闘将野村「弱小企業を一流へと導く新経営理論」(第30回)

闘将野村「弱小企業を一流へと導く新経営理論」(第30回)
13 仕事のできない経営者の選択肢②

野村 二軍のときにずっとネット裏から一軍の試合を見ていたんだよ。当時は真っ直ぐとカーブ、シュートの時代で、カーブが大きいとそれが打てなくて、お客さんにまで有名になっちゃって、「カーブの打てない野村♪」って、それぐらい変化球がダメで三球三振続けていたんだよ。それでもよく使ってくれていたけど、何で使ってくれていたかは分からないけど、何か将来が見えたのかな。自分で言うのもおかしいけど、こいつしっかりしているなってことは監督自身が感じていたのかな。

-そのカーブとかもいつくらいから順応するようになるんですか?

野村 業界でも悪い言葉なんだけど、山を張るっていうことは恥なんだよ。あのバッターはどんなバッターかと聞かれたときに、あいつは山張りだってバカにする言葉なんだよ。ストレートに合わせながら変化球に対応していく、そういう理想像があったんだよね。それをやっていたら三信ばかりして、変化球にからっきしついていけない。そこで自分で覚悟を決めたんだ。「こんなことしていたら、せっかく掴んだチャンスも逃がしちゃう」と思ってね。俺は山を張って生きる!そう決めたんだ。山張りと言われてもいい、バカにされてもいい、そう思って俺は山を張らないと変化球に対応していけないと。幸いにもキャッチャーだったからね。
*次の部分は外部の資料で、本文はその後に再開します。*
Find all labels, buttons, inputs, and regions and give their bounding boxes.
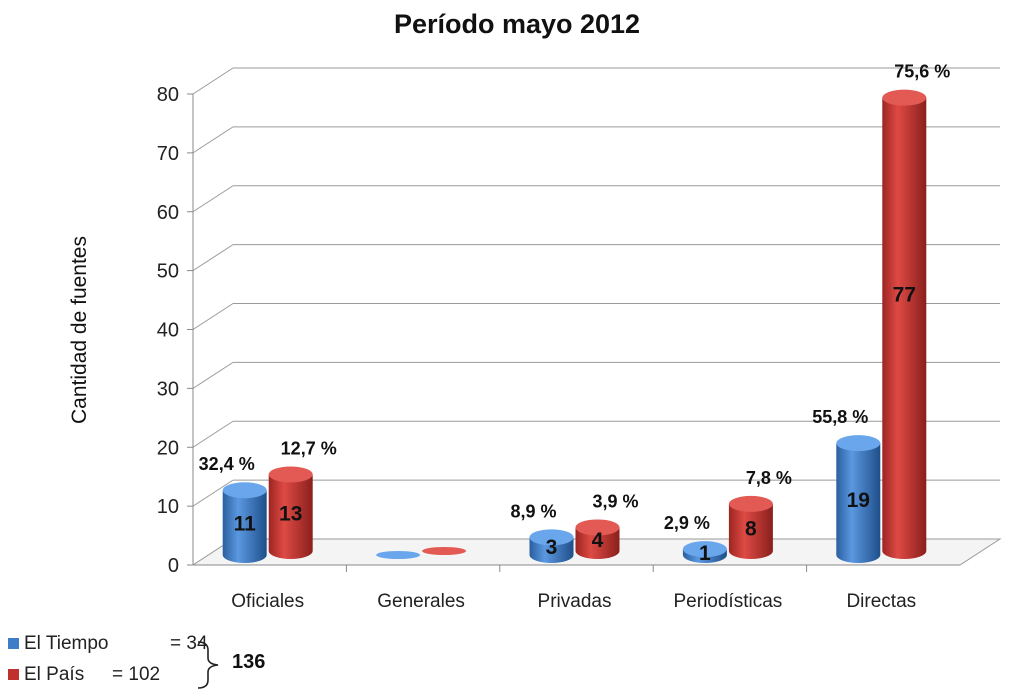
gridlines: [192, 67, 1000, 566]
category-label: Privadas: [538, 591, 612, 612]
gridline-side: [192, 185, 234, 213]
legend-swatch-el-pais: [8, 669, 19, 681]
category-label: Periodísticas: [674, 591, 783, 612]
bar-top-el-tiempo: [376, 551, 421, 559]
category-label: Generales: [377, 591, 465, 612]
percent-label: 75,6 %: [894, 62, 950, 82]
bars: [222, 89, 927, 563]
bar-el-pa-s: [728, 503, 773, 559]
percent-label: 55,8 %: [812, 407, 868, 427]
value-label: 1: [699, 542, 711, 565]
gridline-side: [192, 479, 234, 507]
y-tick-label: 30: [157, 378, 179, 400]
gridline-side: [192, 361, 234, 389]
y-axis-label: Cantidad de fuentes: [68, 236, 91, 424]
y-tick-label: 10: [157, 496, 179, 518]
category-labels: Oficiales Generales Privadas Periodísticas D…: [231, 591, 916, 612]
bar-top-el-tiempo: [836, 435, 881, 452]
bar-top-el-tiempo: [682, 541, 727, 558]
legend-label: El País: [24, 664, 85, 685]
legend-item-el-pais: El País = 102: [8, 659, 160, 690]
y-tick-label: 0: [168, 555, 179, 577]
bar-el-pa-s: [882, 97, 927, 559]
category-label: Oficiales: [231, 591, 304, 612]
bar-el-pa-s: [268, 474, 313, 559]
bar-top-el-pa-s: [422, 547, 467, 555]
bar-el-tiempo: [222, 490, 267, 563]
bar-top-el-tiempo: [222, 482, 267, 499]
value-label: 8: [745, 517, 757, 540]
percent-label: 7,8 %: [746, 468, 792, 488]
y-tick-label: 40: [157, 320, 179, 342]
bar-top-el-pa-s: [268, 466, 313, 483]
chart-title: Período mayo 2012: [394, 9, 640, 39]
legend-equals: = 34: [170, 633, 208, 654]
percent-label: 8,9 %: [510, 501, 556, 521]
legend-total: 136: [232, 651, 266, 673]
bar-top-el-pa-s: [882, 89, 927, 106]
legend-label: El Tiempo: [24, 633, 109, 654]
value-label: 77: [893, 284, 916, 307]
value-label: 13: [279, 503, 302, 526]
y-tick-label: 70: [157, 143, 179, 165]
value-label: 3: [546, 536, 558, 559]
bar-el-pa-s: [575, 527, 620, 559]
y-tick-label: 80: [157, 84, 179, 106]
y-tick-label: 20: [157, 437, 179, 459]
legend-swatch-el-tiempo: [8, 638, 19, 650]
gridline-side: [192, 303, 234, 330]
legend-equals: = 102: [112, 664, 161, 685]
gridline-side: [192, 67, 234, 95]
y-tick-label: 50: [157, 261, 179, 283]
value-label: 4: [592, 529, 604, 552]
percent-label: 2,9 %: [664, 513, 710, 533]
data-labels: 11 32,4 % 13 12,7 % 3 8,9 % 4 3,9 % 1 2,9 % 8 7,8 %…: [199, 62, 951, 565]
bar-top-el-tiempo: [529, 529, 574, 546]
gridline-side: [192, 420, 234, 448]
percent-label: 3,9 %: [592, 491, 638, 511]
percent-label: 32,4 %: [199, 454, 255, 474]
bar-el-tiempo: [836, 443, 881, 563]
bar-top-el-pa-s: [728, 495, 773, 512]
bar-top-el-pa-s: [575, 519, 620, 536]
legend: El Tiempo = 34 El País = 102: [8, 628, 208, 690]
gridline-side: [192, 244, 234, 272]
y-tick-label: 60: [157, 202, 179, 224]
y-tick-labels: 0 10 20 30 40 50 60 70 80: [157, 84, 179, 577]
value-label: 19: [847, 489, 870, 512]
value-label: 11: [234, 513, 257, 536]
brace-icon: [197, 641, 219, 689]
category-label: Directas: [846, 591, 916, 612]
gridline-side: [192, 126, 234, 154]
legend-item-el-tiempo: El Tiempo = 34: [8, 628, 208, 659]
percent-label: 12,7 %: [281, 438, 337, 458]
 事業を始めてみたはいいけどうまくいかない。当初の自分が思い描いていた通りにならないということはよくある話である。
 野村監督は、今までに何度も口にしてきた。

野村 俺は才能がないから考えるしかなかったんだ。だからオールスターではほとんど打てなかった。なぜなら、セ・リーグのピッチャーはほとんど初めて見る選手だから打てないんだ。

 会社が赤字であるならば、次の方法を考えるしかない。いつまでも過去の栄光にすがっていても仕方がない。
 ときに見栄やプライドは、経営の邪魔になる。私はできない経営者だと言い聞かせることから始めると、意外と見えてくることもある。